Relationships are hard, and real estate relationships are even harder. People can own real estate, called “holding title,” in many different ways. One of the more common ways that non-married couples hold title to real estate is as a joint tenant. And one of the core features of a joint tenancy is a “right of survivorship,” which means that if one of the owners dies, then the other ones inherit their shares automatically without the need for the probate process.
Instead of a lengthy court process, in order to perfect title, the only thing that the other owner must do is to record an affidavit of joint tenant. This article will provide some background information on joint tenancies, explain things needed to know about an affidavit of death of joint tenant, and discuss a common scenario so that people who find themselves in these situations will be better equipped to handle them.
What is a joint tenant?
Joint tenants are co-owners of property where each joint tenant owns an equal share. (Cal. Civ. Code § 683(a).) Joint tenants may acquire this shared property by inheriting it in a will or by some other transfer of the property’s title. The will or transfer must explicitly state that the recipient co-owners are to be joint tenants or that the property rights being transferred are to be a joint tenancy. A joint tenancy can also be created between existing co-owners if the co-owners agree to modify their property’s title “to declare that they hold title as joint tenants.” (Ross & Cohen, Cal. Prac. Guide: Probate (The Rutter Group 2023 Update) § 2:119.)
In addition to their equal interest in the property, joint tenants must also share an equal right to possess the property. (see Cole v. Cole (1956) 139 Cal.App.2d 691, 695-96.) This means that each joint tenant is entitled to occupy the property, and the joint tenants cannot exclude each other from occupying the property. However, joint tenants may come to an agreement that they will possess the property in an unequal manner.

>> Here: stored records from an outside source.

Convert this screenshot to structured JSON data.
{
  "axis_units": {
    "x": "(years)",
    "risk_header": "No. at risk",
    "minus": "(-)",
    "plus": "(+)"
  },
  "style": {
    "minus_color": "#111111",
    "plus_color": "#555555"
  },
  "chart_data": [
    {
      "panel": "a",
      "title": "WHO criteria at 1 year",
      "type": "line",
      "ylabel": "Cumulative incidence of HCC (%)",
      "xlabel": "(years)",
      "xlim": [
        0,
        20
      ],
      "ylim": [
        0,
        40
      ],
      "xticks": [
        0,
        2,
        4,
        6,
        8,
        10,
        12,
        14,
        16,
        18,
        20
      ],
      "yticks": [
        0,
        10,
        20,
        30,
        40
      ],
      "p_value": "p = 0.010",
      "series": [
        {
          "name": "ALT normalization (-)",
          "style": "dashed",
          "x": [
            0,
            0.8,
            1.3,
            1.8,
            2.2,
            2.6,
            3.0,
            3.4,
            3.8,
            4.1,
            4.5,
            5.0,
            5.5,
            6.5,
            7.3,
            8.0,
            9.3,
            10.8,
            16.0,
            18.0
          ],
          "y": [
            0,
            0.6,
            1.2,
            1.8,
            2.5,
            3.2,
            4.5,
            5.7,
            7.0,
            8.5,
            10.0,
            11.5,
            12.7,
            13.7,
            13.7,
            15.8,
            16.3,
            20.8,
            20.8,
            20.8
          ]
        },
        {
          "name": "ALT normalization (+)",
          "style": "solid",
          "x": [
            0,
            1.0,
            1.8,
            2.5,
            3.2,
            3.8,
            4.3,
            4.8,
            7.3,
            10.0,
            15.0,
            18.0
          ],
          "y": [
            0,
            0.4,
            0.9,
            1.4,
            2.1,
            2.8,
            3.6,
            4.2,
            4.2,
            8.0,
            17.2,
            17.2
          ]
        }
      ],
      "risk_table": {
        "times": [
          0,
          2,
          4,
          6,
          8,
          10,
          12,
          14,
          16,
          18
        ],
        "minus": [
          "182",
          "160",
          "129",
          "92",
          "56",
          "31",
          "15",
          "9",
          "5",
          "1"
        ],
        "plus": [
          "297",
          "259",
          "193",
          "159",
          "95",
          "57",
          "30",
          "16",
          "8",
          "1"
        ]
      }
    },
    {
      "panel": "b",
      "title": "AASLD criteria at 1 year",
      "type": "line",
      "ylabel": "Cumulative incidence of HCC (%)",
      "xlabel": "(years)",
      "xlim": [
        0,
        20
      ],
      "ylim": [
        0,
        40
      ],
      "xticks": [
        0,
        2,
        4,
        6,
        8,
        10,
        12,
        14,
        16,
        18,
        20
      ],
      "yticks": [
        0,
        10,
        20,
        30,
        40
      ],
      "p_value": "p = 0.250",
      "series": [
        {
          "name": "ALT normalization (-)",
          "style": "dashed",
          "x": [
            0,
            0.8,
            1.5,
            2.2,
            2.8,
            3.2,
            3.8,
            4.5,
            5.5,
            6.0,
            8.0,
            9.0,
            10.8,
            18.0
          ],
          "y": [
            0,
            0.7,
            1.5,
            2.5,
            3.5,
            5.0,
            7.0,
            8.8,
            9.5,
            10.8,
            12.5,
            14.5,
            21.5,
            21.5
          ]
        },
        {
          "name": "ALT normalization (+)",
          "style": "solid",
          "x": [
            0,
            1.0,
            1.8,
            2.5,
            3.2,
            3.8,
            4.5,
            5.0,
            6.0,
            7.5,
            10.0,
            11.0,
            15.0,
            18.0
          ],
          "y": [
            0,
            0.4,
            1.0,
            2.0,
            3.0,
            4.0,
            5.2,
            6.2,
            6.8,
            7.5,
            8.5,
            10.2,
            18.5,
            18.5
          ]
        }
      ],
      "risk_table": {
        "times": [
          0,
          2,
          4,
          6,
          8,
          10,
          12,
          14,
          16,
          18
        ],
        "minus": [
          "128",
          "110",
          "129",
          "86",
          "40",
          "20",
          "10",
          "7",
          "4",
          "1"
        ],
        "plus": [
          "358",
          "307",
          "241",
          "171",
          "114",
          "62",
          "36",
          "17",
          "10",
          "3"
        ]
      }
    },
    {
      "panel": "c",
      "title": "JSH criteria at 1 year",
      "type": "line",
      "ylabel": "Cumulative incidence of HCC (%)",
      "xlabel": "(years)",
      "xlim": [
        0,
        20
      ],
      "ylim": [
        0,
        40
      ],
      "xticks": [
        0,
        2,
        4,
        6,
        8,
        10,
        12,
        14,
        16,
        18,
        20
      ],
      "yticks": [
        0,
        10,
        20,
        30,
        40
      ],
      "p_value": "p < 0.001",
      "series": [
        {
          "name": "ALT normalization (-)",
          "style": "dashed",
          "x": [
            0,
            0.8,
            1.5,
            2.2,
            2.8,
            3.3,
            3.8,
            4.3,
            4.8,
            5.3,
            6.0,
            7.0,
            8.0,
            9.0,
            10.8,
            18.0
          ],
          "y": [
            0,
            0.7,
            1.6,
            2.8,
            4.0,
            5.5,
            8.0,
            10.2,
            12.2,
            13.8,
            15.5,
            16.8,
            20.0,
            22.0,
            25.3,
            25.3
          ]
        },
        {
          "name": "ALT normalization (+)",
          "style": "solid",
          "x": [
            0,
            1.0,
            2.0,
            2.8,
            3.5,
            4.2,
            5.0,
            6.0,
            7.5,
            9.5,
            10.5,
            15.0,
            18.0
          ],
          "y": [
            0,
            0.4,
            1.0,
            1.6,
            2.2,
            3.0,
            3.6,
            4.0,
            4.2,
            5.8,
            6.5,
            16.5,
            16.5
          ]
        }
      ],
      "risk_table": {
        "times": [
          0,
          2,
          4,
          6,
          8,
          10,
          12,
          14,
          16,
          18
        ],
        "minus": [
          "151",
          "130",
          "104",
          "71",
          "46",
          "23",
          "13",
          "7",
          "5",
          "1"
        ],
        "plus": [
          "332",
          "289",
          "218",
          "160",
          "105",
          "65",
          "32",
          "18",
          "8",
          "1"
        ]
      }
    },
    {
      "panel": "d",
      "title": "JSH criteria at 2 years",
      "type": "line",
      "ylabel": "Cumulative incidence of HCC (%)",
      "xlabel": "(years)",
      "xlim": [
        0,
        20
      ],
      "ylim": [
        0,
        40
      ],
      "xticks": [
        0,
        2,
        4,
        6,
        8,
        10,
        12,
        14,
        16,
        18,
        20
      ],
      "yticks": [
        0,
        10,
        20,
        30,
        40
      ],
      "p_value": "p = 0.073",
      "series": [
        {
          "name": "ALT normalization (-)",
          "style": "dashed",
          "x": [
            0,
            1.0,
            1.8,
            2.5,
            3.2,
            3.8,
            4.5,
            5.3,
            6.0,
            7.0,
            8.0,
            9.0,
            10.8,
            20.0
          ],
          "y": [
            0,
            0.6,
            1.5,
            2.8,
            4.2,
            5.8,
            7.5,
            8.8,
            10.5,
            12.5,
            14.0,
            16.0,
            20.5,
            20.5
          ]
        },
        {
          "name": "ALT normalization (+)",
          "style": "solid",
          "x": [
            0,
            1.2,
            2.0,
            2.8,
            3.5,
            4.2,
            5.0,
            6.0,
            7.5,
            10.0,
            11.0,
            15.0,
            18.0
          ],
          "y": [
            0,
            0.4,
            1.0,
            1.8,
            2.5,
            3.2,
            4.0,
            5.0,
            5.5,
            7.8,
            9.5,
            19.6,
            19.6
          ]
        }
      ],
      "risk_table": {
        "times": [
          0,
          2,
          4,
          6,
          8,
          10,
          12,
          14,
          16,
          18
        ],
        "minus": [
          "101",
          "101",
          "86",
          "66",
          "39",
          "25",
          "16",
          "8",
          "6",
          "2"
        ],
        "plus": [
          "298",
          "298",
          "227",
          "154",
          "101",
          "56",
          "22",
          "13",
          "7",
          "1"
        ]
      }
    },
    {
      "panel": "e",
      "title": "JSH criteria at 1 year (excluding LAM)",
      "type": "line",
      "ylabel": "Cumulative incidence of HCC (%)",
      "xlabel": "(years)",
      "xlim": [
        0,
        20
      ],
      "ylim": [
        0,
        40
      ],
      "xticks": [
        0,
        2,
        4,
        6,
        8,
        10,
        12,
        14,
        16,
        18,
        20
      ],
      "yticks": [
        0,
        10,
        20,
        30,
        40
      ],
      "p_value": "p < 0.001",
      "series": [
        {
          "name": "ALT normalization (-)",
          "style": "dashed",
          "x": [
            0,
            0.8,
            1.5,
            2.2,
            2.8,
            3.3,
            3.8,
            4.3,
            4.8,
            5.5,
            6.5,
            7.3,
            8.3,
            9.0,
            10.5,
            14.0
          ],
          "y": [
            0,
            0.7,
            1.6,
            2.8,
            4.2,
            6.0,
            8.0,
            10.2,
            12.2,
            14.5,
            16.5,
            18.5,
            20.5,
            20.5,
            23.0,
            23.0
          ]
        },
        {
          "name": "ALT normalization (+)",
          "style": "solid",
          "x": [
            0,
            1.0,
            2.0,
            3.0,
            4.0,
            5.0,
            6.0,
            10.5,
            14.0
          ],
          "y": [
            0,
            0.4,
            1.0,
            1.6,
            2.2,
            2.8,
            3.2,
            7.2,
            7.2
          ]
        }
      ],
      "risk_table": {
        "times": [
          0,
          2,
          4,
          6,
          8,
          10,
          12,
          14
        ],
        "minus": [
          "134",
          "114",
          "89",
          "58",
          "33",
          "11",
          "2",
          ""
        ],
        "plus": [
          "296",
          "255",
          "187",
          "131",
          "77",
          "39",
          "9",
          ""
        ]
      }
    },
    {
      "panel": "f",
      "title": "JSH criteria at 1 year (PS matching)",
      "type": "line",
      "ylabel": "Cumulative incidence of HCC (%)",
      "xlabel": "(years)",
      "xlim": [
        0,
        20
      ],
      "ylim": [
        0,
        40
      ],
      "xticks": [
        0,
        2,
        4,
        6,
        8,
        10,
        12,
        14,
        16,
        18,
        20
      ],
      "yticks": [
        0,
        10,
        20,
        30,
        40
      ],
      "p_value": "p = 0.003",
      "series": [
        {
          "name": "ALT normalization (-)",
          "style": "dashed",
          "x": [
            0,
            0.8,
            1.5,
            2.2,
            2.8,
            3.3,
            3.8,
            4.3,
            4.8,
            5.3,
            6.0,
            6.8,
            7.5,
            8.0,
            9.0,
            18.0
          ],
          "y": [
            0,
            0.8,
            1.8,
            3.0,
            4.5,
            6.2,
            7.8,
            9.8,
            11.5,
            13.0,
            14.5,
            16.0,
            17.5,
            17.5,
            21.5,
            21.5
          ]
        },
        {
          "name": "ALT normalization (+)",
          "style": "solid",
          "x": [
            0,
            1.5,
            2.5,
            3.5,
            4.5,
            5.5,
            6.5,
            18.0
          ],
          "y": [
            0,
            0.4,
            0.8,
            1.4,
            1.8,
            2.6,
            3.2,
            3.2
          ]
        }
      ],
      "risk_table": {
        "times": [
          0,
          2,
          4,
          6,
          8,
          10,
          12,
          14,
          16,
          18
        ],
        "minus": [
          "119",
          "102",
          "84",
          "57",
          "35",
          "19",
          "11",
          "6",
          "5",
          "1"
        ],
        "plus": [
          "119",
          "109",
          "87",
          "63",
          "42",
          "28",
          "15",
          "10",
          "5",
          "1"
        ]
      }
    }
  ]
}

If joint tenants come to such an agreement, then the exclusive possession by a single joint tenant will not terminate the joint tenancy. For example, a divorcing couple who own property as joint tenants can mutually agree that one of them will take exclusive possession of the property without terminating the joint tenancy. (see Taylor v. Taylor (1961) 197 Cal.App.2d 781, 787.)
What happens when a joint tenancy is terminated?
A joint tenancy can be terminated by a court judgment, through a mutual agreement between the joint tenants, or by one joint tenant conveying their property interest to a third party, among other methods. (Civ. Code § 683.2(a).) Once the joint tenancy is terminated, the joint tenants become tenants in common. The now-tenants in common have similar ownership rights over their property as they did when they were joint tenants except that as tenants in common, their ownership interests do not come with a right of survivorship.
What happens when one joint tenant dies?
Joint tenancy differs in key respects from property co-owned through a partnership or tenancy in common. Most notably, joint tenancy comes with a right of survivorship. This means that when one joint tenant dies, the other joint tenant or joint tenants acquire the deceased joint tenant’s interest in the property. (Dang v. Smith (2010) 190 Cal.App.4th 646, 660.) The property interests of other kinds of co-owners, like tenants in common, for example, are typically passed on to heirs or to creditors of the deceased person. But in a joint tenancy, the deceased person’s interest in the property only passes to the living cotenants.
Right of survivorship is an essential feature of joint tenancy. Indeed, if joint tenants mutually agree to eliminate the right of survivorship from their joint tenancy, the joint tenancy is terminated. (California Trust Co. v. Anderson (1949) 91 Cal.App.2d 832, 836.)
When a joint tenant dies, the surviving joint tenants will want to clear the title to the property – meaning, even though they are entitled to the deceased joint tenant’s property interest, “until steps are taken to make the deceased joint tenant’s death a matter of record, the property’s marketability is impaired.” (Rutter § 2:120.) The surviving joint tenants can initiate this process by either: (1) seeking a court decree confirming the joint tenant’s death; or (2) submitting, outside of a court proceeding, an affidavit setting forth knowledge of the joint tenant’s death. (Cal. Prob. Code § 210.)
What is the procedure for submitting an affidavit of death?
An affidavit of death may be recorded by surviving joint tenants to clear the title to the property when ownership is not disputed. California Probate Code § 210 provides that the affidavit should be recorded in the county where the property is located. The affidavit must set forth a “particular description” of the property and include the death certificate of the deceased joint tenant. The affidavit must then be “filed in a designated public office as required by law.” (Cal. Prob. Code § 210(a).)
The county recorder then indexes the affidavit in the “index of grantors and grantees”; in this situation, the deceased joint tenant is recorded as the grantor and the surviving joint tenants are recorded as the grantees. (Cal. Prob. Code § 211(b).) Upon the affidavit being recorded, title insurers and third parties (for example, potential buyers) can then rely on the affidavit as evidence confirming who owns the property.